Additional Information: Zoning Permit

Previously in this blog, we’ve mentioned the City of Philadelphia’s requests for additional information.  Since we see a lot of these, we are going to create a catalogue of the requests as a reference guide.  We hope that this will help our clients, design partners, and contractors better understand what information is most commonly missing from an application.  (If you haven’t seen it before, it’s also worth checking out the City’s list of top ten building permit application deficiencies.)

 

Today, we’re going to look at another subset of these cases: the zoning permit itself.

 

 

It might sound strange coming from Philadelphia Zoning, but one of the things the City requests most often of us is a zoning permit.

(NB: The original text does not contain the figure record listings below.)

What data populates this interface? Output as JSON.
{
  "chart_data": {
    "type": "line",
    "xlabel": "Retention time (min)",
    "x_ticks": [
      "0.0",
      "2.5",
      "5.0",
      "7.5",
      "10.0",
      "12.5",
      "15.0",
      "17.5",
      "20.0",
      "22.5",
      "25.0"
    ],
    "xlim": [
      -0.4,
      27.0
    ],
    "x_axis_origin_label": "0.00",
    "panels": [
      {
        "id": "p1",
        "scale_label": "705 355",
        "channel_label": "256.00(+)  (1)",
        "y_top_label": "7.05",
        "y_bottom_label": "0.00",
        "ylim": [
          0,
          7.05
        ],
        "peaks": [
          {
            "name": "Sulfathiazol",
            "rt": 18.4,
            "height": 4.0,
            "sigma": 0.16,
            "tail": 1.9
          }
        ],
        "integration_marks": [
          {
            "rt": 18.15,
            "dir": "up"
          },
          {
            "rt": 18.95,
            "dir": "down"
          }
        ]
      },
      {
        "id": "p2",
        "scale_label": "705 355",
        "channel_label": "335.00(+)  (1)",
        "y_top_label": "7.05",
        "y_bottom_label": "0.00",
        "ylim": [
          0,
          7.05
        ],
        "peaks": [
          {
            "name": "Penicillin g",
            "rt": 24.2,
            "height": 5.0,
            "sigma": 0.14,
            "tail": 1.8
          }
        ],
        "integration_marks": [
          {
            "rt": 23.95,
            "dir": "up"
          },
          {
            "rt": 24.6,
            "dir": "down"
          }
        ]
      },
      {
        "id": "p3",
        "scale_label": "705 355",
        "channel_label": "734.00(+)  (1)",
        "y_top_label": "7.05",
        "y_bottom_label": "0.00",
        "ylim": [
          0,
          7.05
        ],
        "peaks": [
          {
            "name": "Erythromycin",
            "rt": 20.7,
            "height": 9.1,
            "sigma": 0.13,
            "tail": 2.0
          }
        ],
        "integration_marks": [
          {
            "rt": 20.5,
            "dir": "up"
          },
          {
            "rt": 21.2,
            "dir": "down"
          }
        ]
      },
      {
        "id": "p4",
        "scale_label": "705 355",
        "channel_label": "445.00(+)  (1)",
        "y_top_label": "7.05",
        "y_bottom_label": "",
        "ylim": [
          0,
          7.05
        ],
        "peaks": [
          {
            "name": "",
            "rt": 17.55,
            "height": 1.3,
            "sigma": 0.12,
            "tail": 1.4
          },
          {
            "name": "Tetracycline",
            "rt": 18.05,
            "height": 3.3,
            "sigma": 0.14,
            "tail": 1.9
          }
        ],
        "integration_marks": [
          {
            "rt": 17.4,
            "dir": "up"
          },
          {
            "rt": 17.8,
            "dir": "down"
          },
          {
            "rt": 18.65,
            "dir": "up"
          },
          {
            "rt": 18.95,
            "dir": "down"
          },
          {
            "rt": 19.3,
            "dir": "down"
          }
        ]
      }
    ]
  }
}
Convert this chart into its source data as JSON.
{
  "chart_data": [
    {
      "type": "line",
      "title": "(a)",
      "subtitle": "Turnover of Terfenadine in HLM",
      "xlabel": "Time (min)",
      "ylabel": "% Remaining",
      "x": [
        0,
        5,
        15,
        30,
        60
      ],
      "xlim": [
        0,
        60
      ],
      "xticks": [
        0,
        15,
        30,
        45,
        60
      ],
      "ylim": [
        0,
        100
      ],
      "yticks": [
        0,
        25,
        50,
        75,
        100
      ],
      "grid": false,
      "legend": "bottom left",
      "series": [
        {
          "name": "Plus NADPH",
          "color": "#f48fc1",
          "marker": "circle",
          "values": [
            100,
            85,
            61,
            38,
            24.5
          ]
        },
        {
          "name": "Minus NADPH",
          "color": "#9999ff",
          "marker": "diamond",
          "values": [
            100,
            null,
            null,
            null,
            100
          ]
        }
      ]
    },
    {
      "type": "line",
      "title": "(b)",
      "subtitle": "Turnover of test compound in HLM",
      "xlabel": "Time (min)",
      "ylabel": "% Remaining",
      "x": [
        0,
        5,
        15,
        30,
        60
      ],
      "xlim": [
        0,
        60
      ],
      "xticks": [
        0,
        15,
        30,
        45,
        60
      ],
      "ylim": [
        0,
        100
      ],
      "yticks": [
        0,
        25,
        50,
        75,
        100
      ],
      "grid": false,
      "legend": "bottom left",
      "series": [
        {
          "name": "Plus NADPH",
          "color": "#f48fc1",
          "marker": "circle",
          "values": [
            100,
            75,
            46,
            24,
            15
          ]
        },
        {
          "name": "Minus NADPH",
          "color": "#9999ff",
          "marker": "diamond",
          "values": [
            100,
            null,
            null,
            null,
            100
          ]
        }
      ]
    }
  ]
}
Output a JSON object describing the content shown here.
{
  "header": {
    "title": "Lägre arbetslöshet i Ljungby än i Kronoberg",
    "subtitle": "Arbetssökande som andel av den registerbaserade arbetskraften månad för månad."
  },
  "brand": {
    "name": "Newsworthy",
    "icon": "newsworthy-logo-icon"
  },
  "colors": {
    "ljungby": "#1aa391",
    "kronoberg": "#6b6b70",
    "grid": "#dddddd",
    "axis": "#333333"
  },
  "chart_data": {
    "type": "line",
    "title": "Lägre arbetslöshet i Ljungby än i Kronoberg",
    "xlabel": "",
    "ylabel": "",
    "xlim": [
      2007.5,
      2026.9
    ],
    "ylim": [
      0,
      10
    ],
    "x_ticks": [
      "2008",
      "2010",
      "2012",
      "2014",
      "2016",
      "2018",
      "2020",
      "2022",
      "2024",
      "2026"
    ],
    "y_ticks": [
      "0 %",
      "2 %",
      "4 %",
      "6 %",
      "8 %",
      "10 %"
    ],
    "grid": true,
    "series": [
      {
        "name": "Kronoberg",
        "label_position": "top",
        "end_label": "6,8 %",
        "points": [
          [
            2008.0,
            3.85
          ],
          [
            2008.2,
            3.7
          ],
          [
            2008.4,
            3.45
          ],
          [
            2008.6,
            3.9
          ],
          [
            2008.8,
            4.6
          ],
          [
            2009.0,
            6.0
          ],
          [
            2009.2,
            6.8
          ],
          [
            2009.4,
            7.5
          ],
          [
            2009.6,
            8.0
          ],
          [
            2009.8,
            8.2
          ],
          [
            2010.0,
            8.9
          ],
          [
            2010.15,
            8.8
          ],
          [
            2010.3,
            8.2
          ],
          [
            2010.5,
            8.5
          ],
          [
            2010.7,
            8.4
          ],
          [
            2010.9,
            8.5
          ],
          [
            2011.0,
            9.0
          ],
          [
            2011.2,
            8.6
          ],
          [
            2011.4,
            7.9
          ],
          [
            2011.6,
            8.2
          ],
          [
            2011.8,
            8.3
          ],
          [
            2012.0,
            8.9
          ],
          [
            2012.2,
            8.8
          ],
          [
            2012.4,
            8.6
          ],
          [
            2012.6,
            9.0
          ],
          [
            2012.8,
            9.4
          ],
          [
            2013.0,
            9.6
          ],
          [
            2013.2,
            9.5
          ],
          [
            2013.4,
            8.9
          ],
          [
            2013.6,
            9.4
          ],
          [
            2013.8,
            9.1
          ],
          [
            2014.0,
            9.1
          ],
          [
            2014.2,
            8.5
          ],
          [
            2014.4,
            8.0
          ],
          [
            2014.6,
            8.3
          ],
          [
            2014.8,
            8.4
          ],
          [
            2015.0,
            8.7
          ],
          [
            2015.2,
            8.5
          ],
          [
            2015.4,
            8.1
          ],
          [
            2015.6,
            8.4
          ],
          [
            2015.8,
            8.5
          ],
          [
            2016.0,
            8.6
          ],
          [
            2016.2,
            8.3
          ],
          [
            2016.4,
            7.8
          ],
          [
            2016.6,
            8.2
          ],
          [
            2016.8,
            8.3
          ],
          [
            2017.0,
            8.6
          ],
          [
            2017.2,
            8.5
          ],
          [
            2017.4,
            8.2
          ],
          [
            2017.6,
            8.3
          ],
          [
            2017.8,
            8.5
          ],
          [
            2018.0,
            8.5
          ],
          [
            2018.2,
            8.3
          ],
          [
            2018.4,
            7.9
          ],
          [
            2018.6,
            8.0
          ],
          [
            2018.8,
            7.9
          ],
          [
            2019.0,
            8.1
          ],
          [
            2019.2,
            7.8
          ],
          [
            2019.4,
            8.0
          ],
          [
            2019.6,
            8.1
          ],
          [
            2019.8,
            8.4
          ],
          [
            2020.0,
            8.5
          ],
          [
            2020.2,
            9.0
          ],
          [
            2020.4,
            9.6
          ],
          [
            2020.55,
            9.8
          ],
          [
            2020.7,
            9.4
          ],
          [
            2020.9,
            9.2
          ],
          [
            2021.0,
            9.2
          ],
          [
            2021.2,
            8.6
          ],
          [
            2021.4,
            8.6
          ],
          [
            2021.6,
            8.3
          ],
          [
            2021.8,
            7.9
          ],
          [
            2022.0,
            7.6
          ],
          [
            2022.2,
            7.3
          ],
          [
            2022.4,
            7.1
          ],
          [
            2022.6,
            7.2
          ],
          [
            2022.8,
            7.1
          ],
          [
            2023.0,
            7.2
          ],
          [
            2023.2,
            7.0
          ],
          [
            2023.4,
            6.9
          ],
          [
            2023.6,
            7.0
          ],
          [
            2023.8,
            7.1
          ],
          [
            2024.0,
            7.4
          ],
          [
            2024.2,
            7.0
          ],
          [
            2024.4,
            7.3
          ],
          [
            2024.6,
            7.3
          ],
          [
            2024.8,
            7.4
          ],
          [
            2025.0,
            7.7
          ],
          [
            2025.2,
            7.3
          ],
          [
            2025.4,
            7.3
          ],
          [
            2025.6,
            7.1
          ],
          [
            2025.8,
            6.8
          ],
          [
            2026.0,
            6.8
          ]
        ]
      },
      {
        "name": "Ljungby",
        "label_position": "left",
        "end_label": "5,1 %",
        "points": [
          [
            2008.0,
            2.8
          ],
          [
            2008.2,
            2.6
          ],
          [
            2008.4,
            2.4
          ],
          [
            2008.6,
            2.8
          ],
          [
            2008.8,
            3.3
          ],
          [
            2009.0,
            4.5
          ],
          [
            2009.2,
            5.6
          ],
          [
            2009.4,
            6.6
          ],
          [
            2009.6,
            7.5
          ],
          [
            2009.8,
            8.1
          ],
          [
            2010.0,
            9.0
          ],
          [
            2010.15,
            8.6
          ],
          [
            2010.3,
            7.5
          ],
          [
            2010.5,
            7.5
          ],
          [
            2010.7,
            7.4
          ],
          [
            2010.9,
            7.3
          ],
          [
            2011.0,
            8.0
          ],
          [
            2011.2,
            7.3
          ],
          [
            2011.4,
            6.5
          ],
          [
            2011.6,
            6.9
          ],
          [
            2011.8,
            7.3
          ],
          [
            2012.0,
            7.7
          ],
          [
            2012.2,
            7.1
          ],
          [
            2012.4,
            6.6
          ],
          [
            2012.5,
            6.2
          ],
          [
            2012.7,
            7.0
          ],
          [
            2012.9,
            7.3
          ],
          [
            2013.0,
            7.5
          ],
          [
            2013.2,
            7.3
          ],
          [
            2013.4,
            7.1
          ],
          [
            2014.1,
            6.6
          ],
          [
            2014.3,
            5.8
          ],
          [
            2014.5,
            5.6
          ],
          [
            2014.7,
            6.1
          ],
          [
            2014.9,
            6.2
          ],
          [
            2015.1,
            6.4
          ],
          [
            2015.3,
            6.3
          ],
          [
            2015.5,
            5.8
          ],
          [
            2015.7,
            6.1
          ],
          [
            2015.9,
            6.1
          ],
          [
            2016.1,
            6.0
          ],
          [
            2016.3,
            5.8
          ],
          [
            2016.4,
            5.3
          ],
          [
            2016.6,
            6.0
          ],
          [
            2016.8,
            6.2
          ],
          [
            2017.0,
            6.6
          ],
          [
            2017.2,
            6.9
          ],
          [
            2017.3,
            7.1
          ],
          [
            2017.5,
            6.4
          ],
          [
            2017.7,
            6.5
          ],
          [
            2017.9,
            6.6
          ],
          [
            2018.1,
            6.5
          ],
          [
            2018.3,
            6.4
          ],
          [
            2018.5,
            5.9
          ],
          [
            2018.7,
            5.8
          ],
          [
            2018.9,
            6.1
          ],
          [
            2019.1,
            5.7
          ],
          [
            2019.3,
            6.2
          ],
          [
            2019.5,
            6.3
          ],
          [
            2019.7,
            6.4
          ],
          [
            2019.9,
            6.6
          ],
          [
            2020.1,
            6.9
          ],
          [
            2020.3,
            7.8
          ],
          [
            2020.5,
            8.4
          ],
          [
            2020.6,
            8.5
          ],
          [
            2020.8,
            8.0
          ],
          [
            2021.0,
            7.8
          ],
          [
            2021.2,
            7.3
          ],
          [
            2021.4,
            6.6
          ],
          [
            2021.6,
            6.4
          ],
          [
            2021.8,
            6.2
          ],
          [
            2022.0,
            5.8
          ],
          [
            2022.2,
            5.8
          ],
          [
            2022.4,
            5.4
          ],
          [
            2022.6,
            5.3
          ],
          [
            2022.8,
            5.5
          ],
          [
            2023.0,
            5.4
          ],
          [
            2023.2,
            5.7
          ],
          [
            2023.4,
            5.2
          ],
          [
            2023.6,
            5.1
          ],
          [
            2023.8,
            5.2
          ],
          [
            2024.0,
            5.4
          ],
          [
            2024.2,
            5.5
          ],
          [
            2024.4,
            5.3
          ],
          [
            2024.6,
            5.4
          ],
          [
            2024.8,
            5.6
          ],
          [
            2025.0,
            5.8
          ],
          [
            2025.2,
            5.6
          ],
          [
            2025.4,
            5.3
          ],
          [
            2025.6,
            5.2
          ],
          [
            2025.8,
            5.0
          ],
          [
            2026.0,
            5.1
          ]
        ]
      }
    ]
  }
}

This is because a zoning permit isn’t just required for use cases: it’s required any time you change the square footage or shape of a building.  So: most building permits will require a zoning permit first.  Whenever we take a case halfway through — say a client wants us to finish out a permit application a contractor started — we’ll often find that the original applicant didn’t actually apply for the zoning permit first.

 

The lesson:  (1) Hire Philadelphia Zoning to do your permitting!  We’re reliable and we know stuff.  (2) Make sure you know what a zoning permit is for, and when to get one.

 

As we’ve talked about before in this blog, there’s a difference between zoning and use permits.  Even though both of these permit types share the same application form, and even though they both fall under the general discipline of “zoning,” there are simple distinctions that are important to keep in mind.

 

A use permit authorizes or registers the use of a given property with the City.  If you want to open a coffee shop in a former antique clothing store, you’ll need to apply for a use permit to use the property as a coffee shop.  If you want to open that coffee shop in an old house, on a residential street, you’ll need special permission from the Zoning Board of Adjustment.  In this example, you’d be applying for a use variance permit, because you want to use the place in a way the Zoning Code doesn’t allow.

 

A zoning permit is different:  A zoning permit authorizes construction, demolition, and changes to lot lines.  A zoning permit, essentially, tells the City where buildings go and how they’re shaped; a use permit tells the City what goes on inside the building.  (This is why we can safely say it’s illegal to operate a fight club in a residential basement; though probably some other state and federal laws also have something against that use of your property.)

 

Okay: this means that any time you want to build anything in Philly — even if you’re just building a deck — you need to get yourself a zoning permit before you apply for the building permit.  And this, of course, will require architectural plans to the City’s specifications.  Just do it once, correctly, and the City will be happy to pass your application through.  If you apply without a zoning permit, with insufficiently detailed plans, or with a zoning permit that doesn’t match the building permit application, you’ll get a request for additional information.